Let's say I would like to have this action compiled to an executable, that is, I would like to generate an executable file with the result of interpret ... to be the main function. Of course, this executable would have to contain the GHC runtime system (for infinite lists, integer arithmetic etc.).

Questions:

  1. It is my opinion that it is not possible at all to just take the monadic action and save it to be a new file. Is this true?
  2. How could one go about reaching a comparable solution? Do the GHC Api and hint help?

EDIT

Sorry, I oversimplified in the original question. Of course, I can just write a file like this:

main = interpret "..."

But this is not what we usually do when we try to compile something, so consider interpretFile :: FilePath -> IO () instead. Let the BF program be saved in a file (helloworld.bf).
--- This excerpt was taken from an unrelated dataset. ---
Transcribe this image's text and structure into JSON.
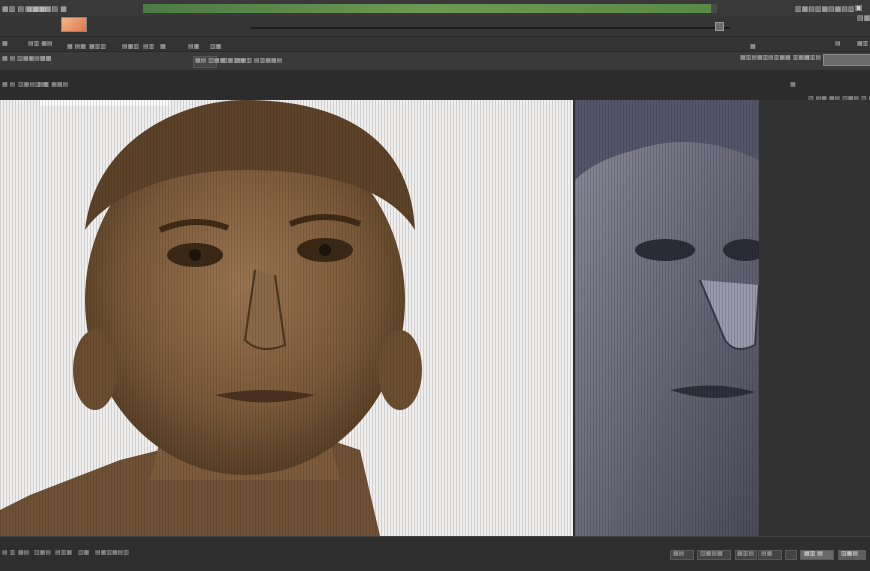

How would I go about creating an executable which executes the contents of helloworld.bf without actually needing the file?

$ ./MyBfCompiler helloworld.bf -o helloworld

Solution

  • The answer is basically no.

    There are many ways to construct IO values:

    1. Built in functions like putStrLn
    2. Monad operations like return or >>=

    Once you have an IO value there are three ways to break it down:

    1. Set main equal to the value
    2. unsafePerformIO
    3. As the return value of an exported C function

    All of these break down into converting an IO a into an a. There is no other way to inspect it to see what it does.

    Similarly the only thing you can do with functions is put them in variables or call them (or convert them to C function pointers).

    There is no sane way to otherwise inspect a function.

    One thing you could do which isn’t compiling but is linking is to have your interpreter main function run on some external c string, build that into a static object, and then your “compiler” could make a new object with this C string of the program in it and link that to what you already have.


    There is this theory of partial evaluation that says that if you do partial evaluation of a partial evaluator applied to an interpreter applied to some input then what you get is a compiler but ghc is not a sufficiently advanced partial evaluator.